I _Really_ Don't Know

A low-frequency blog by Rob Styles

Linked Data, Big Data and Your Data

Week five of my new challenge and I figured I really should get around to scribbling down some thoughts. I talked in my last post about RDF and graphs being useful inside the enterprise; and here I am, inside an enterprise.

Callcredit is a data business. A mixture of credit reference agency (CRA) and consumer data specialists. As the youngest of the UK’s CRAs, 12 years old, it has built an enviable position and is one of few businesses growing strongly even in the current climate. I’ve worked with CRAs from the outside, during my time at Internet bank Egg. From inside there’s a lot to learn and some interesting opportunities.

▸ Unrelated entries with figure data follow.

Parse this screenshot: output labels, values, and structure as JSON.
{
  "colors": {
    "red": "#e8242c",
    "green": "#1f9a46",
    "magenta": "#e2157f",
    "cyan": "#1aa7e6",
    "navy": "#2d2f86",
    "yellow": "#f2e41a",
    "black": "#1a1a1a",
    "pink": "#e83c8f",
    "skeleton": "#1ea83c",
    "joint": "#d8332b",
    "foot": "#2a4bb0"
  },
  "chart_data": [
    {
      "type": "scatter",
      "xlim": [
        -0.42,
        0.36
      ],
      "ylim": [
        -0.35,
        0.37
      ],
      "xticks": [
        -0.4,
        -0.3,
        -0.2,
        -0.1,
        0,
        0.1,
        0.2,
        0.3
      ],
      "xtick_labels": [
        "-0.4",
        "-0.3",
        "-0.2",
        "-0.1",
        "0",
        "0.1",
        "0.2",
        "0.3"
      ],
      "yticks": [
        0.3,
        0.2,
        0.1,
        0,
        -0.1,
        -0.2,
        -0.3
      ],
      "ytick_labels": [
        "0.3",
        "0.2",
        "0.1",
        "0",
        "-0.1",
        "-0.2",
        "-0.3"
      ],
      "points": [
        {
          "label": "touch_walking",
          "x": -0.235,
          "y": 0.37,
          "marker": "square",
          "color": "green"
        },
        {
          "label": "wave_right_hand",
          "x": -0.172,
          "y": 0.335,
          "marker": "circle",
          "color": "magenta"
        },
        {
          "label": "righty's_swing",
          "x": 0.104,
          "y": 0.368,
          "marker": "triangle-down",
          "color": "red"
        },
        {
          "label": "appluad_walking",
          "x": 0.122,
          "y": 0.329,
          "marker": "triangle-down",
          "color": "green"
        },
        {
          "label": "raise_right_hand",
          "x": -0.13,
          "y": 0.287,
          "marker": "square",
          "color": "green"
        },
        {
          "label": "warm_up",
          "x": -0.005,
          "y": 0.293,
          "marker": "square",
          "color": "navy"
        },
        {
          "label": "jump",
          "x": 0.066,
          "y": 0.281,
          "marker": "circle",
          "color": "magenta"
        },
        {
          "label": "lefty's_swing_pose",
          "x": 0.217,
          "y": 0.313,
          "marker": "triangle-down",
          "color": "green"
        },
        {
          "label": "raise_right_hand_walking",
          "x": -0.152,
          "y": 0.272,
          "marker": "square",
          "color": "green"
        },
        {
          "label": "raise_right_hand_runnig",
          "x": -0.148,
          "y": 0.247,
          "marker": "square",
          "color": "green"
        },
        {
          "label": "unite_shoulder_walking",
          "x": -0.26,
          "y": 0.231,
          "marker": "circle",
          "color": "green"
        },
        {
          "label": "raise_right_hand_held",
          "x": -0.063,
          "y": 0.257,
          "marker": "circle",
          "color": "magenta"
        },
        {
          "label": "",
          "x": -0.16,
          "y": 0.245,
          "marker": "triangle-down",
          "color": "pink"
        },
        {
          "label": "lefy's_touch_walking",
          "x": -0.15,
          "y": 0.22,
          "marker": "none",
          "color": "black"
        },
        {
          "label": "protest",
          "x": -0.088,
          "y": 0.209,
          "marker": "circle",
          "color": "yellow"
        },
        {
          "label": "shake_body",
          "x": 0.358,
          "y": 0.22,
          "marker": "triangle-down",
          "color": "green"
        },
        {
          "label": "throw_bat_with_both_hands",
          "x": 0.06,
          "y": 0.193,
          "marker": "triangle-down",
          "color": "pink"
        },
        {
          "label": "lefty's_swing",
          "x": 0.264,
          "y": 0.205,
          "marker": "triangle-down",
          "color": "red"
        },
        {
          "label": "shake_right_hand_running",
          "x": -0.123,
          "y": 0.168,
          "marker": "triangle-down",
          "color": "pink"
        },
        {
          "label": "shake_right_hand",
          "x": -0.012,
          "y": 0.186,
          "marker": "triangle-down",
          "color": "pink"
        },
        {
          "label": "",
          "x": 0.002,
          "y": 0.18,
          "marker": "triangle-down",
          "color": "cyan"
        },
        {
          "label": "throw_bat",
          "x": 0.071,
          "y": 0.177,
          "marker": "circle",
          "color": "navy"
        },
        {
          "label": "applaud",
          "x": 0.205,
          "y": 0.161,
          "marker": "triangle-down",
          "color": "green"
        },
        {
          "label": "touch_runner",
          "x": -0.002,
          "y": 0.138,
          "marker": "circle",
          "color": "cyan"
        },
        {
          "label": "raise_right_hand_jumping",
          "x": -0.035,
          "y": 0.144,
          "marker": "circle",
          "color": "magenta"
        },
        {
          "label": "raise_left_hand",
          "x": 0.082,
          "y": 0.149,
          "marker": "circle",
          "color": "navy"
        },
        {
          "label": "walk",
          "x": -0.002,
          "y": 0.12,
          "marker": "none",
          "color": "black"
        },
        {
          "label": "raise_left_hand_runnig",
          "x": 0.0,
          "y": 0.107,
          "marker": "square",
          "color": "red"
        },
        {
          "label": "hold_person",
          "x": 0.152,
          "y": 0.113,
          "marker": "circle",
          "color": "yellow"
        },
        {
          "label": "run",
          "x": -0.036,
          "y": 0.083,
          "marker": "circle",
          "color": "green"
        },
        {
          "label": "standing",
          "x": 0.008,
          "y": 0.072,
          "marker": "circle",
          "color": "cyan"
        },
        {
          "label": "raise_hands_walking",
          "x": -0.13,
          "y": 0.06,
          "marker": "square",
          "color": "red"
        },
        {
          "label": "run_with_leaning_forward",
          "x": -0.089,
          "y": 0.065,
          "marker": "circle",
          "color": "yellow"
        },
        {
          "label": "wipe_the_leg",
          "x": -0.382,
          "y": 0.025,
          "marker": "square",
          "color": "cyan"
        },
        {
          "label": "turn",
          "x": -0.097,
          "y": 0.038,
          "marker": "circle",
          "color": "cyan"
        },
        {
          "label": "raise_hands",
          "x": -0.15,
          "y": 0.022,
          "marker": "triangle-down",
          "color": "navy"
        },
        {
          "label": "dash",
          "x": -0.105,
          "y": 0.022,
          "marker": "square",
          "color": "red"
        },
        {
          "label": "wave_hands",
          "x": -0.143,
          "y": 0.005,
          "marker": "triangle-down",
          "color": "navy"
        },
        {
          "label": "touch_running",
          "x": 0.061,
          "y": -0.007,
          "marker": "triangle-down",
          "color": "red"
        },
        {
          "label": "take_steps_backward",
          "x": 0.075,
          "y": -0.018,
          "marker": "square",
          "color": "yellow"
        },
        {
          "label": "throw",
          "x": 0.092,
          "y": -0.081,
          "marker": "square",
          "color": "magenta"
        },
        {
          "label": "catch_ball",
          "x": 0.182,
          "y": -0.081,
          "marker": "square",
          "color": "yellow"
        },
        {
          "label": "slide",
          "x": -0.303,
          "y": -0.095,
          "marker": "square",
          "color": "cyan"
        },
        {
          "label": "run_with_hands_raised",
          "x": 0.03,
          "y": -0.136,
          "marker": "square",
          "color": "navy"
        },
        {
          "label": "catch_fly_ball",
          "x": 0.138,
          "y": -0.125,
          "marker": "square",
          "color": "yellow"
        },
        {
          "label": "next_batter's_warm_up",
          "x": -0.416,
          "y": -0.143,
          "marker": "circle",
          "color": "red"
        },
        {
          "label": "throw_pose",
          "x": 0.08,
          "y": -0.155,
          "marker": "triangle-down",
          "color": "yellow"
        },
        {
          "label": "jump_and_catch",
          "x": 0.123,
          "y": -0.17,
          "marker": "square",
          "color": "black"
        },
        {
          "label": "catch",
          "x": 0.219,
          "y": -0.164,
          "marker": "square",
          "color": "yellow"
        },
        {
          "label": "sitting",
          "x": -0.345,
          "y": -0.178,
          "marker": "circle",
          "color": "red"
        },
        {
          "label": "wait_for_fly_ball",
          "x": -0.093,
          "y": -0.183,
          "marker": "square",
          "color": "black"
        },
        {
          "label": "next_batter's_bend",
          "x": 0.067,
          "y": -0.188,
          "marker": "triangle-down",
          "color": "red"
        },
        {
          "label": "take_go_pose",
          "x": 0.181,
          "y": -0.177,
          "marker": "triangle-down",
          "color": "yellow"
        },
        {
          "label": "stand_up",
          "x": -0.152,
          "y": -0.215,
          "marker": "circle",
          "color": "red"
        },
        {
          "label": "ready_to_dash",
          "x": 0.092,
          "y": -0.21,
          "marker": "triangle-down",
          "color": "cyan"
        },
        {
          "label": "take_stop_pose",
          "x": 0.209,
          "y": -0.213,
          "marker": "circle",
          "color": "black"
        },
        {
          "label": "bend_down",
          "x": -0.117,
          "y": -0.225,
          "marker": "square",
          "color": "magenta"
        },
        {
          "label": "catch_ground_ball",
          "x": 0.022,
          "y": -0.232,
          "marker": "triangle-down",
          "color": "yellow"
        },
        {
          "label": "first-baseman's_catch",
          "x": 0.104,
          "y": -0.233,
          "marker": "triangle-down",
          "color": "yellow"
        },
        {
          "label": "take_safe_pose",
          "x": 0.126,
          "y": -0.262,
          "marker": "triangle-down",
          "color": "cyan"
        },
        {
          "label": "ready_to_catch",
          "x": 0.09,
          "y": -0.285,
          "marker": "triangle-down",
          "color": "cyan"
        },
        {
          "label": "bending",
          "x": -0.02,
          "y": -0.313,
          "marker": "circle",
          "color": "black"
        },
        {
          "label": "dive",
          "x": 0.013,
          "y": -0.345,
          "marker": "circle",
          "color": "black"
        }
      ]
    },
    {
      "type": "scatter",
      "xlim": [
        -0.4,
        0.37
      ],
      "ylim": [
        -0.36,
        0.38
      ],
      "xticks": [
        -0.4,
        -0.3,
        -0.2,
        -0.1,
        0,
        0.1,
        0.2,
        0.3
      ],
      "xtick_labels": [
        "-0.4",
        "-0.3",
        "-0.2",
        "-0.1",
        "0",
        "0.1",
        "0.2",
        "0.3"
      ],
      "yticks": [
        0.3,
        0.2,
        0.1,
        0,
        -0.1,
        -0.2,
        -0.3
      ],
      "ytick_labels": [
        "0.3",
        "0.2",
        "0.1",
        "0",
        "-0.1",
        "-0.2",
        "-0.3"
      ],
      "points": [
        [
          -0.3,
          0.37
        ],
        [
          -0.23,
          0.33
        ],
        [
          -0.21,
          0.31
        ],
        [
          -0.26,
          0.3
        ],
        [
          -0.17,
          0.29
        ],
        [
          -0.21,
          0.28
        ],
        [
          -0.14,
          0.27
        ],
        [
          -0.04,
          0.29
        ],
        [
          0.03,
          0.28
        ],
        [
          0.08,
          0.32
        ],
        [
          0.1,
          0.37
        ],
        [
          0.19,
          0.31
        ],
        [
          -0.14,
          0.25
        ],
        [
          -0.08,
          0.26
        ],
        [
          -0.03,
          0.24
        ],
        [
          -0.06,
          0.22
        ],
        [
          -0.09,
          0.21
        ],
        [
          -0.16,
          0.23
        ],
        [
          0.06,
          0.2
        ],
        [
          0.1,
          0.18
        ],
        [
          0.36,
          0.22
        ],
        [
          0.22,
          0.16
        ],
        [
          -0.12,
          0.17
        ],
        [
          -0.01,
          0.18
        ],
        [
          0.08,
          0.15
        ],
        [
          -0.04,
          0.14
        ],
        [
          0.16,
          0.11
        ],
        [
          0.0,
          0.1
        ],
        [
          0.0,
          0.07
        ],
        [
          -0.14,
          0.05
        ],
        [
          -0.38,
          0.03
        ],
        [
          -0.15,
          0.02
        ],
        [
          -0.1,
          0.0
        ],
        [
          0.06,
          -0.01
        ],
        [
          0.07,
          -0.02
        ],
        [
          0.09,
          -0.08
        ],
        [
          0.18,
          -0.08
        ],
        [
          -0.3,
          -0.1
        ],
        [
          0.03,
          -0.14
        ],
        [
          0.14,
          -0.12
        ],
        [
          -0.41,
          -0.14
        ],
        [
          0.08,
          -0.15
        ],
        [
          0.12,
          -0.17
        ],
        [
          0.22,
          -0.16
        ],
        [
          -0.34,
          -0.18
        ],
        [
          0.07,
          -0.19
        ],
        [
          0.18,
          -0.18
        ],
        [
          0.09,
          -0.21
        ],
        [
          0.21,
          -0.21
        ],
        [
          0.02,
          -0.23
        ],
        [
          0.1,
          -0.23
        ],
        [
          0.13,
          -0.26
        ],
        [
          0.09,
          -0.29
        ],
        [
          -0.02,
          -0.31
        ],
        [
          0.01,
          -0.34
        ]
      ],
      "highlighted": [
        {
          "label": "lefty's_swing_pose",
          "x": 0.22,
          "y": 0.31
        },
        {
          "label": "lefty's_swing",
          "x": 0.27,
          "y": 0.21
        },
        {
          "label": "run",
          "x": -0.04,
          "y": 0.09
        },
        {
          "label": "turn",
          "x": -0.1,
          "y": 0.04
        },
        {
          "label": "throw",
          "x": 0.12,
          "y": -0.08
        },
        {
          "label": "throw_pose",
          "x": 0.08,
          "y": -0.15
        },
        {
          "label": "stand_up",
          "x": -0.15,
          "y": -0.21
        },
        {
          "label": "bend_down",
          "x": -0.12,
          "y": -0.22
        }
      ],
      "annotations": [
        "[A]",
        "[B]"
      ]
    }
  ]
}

Being a CRA, we hold a lot of data about the UK population – you. Some of this comes from the electoral roll, much of it from the banks. Banks share their data with the three CRAs in order to help prevent fraud and lower the risk of lending. We know quite a lot about you.

Actually, if you want to see what we know, check out your free credit report from Noddle – part of the group.

Given the kind of data we hold, you’d hope that we’re pretty strict about security and access. I was pleased to see that everyone is. Even the data that is classed as public record is well looked after; there’s a very healthy respect for privacy and security here.

The flip side to that is wanting those who should have access to be able to do their job the best way possible; and that’s where big data tools come in.

As in my previous post, variety in the data is a key component here. Data comes from lots of different places and folks here are already expert at correcting, matching and making consistent. Volume also plays a part. Current RDBMS systems here have in excess of 100 tables tracking not only data about you but also provenance data so we know where information came from and audit data so we know who’s been using it.

Over the past few weeks I’ve been working with the team here to design and start building a new product using a mix of Hadoop and Big Data® for the data tiers and ASP.net for the web UI, using Rob Vesse’s dotNetRDF. The product is commercially sensitive so I can’t tell you much about that yet, but I’ll be blogging some stuff about the technology and approaches we’re using as I can.